You're an idiot if you're complaining about this. The EAS (and its predecessor, the EBS) has been around for almost 50 years and is a necessary, though at times potentially ineffective, capability to have. From the mid-90s into the late 2000's there was concern that the "traditional" methods of activation would be come less and less effective.
Every single broadcast TV and radio station has a manual right in the control room and there's an out-of-band method for heirarchical distribution of messages from local relays to cut in at a moment's notice.
The problems were that people nowadays were spending more and more time away from live, regulated broadcasts, and with cell phones instead of land lines (for reverse 911 calls in the event of an evacuation).
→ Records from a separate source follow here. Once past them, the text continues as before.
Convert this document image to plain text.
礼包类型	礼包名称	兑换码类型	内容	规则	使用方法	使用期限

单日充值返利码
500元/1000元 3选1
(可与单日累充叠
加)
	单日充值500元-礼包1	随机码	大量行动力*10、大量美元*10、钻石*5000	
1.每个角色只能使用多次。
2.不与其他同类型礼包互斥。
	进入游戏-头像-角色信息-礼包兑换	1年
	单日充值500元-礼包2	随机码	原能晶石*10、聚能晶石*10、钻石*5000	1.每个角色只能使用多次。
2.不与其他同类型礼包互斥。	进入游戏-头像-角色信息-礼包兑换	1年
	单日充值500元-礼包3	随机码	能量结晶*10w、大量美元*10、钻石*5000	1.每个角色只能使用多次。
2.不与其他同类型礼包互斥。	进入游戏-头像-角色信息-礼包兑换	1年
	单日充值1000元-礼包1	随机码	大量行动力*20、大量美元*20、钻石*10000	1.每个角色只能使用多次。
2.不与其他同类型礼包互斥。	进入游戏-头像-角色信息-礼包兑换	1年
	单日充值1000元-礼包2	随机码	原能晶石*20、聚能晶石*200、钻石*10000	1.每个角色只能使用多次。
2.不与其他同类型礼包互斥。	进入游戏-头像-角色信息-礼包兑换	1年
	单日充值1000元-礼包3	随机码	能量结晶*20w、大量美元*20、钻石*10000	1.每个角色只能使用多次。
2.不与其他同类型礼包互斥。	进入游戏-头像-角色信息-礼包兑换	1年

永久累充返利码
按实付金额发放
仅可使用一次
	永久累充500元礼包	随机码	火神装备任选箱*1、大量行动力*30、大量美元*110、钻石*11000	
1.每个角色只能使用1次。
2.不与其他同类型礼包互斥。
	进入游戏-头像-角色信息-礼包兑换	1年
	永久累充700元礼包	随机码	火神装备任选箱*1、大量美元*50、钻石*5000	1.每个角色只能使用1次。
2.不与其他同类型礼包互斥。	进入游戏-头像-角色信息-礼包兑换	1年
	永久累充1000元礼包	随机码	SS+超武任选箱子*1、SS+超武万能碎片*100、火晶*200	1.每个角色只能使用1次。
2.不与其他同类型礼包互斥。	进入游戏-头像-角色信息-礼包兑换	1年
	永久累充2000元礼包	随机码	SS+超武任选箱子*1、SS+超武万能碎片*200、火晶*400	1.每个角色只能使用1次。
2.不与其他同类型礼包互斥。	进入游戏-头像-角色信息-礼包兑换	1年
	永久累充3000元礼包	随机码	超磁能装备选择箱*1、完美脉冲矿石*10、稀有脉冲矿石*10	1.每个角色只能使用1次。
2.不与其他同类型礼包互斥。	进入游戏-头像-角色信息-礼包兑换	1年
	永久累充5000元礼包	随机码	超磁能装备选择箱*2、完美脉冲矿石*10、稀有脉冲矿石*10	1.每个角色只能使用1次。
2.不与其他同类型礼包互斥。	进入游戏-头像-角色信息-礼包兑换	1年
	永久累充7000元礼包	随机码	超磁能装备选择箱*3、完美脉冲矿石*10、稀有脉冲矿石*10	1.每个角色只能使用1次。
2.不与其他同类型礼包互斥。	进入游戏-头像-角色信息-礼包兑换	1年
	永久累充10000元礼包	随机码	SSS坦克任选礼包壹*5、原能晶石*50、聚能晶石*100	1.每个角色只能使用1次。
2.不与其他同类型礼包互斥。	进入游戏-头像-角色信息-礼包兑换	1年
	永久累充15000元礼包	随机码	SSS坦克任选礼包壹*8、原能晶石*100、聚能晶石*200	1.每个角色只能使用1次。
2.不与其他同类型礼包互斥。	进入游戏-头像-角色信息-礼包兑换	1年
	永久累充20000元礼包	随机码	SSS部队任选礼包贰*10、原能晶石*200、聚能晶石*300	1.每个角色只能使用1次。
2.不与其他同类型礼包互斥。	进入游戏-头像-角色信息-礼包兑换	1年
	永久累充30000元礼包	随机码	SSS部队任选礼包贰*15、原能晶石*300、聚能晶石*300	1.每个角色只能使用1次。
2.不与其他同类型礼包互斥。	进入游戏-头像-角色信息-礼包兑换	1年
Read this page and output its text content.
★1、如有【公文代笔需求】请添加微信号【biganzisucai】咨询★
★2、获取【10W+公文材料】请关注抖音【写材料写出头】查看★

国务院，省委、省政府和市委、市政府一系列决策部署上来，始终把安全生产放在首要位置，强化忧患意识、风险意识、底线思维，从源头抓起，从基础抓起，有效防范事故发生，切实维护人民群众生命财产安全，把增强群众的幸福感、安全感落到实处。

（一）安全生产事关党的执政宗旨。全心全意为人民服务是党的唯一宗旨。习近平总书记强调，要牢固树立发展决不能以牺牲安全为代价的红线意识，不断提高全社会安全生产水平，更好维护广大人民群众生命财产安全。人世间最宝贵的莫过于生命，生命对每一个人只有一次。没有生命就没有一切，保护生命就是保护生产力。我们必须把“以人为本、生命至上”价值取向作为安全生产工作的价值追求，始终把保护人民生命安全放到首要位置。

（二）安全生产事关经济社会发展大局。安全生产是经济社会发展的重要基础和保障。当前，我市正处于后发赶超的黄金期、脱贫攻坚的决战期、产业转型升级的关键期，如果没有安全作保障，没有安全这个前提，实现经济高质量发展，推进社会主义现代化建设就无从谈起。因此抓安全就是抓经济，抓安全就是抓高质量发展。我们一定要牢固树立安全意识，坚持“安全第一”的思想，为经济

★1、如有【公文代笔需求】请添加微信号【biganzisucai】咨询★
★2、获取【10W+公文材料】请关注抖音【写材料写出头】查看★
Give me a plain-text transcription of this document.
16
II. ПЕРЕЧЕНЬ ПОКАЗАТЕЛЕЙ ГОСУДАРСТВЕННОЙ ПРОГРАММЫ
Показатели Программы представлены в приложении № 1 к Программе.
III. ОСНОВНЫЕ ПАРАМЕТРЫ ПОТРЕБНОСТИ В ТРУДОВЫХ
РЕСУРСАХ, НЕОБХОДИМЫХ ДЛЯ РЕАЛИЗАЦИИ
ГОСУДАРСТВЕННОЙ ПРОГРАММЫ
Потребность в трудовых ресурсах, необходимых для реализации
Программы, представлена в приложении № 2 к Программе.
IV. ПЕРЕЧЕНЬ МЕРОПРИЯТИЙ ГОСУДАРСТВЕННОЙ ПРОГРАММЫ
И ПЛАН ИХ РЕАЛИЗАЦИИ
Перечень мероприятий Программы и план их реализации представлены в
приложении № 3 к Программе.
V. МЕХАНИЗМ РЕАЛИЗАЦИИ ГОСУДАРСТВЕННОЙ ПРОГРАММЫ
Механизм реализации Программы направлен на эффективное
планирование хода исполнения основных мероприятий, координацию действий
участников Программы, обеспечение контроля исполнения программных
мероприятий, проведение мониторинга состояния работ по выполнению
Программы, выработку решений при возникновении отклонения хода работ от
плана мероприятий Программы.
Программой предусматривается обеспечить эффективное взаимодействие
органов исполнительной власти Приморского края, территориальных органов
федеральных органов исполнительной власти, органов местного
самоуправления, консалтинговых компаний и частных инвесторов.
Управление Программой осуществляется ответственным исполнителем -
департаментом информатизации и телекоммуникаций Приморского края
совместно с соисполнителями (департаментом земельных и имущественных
Extending these regulations to "channels where people are actually spending their time" is an important part of keeping the system relevant. Cable systems have been doing text overlays (scrolling text for EAS tests or NWS alerts) for a while, but that now cuts through into your cable-provided DVR if you have one. Netflix and other streaming providers have ways of injecting data into the feed. Hell, at a game company I used to work for there was talk of using zip code subscriber data to forward NWS alerts to users *within the game* to ensure that someone didn't miss a tornado warning if they were spending the evening with their favorite MMORPG and the radio off.
Extending this to cell phone towers and multicast paging simply makes sense. It's not nefarious, it's just good public policy.
(And this is coming from someone definitely of the libertarian-conservative mindset, and no fan of the current President.)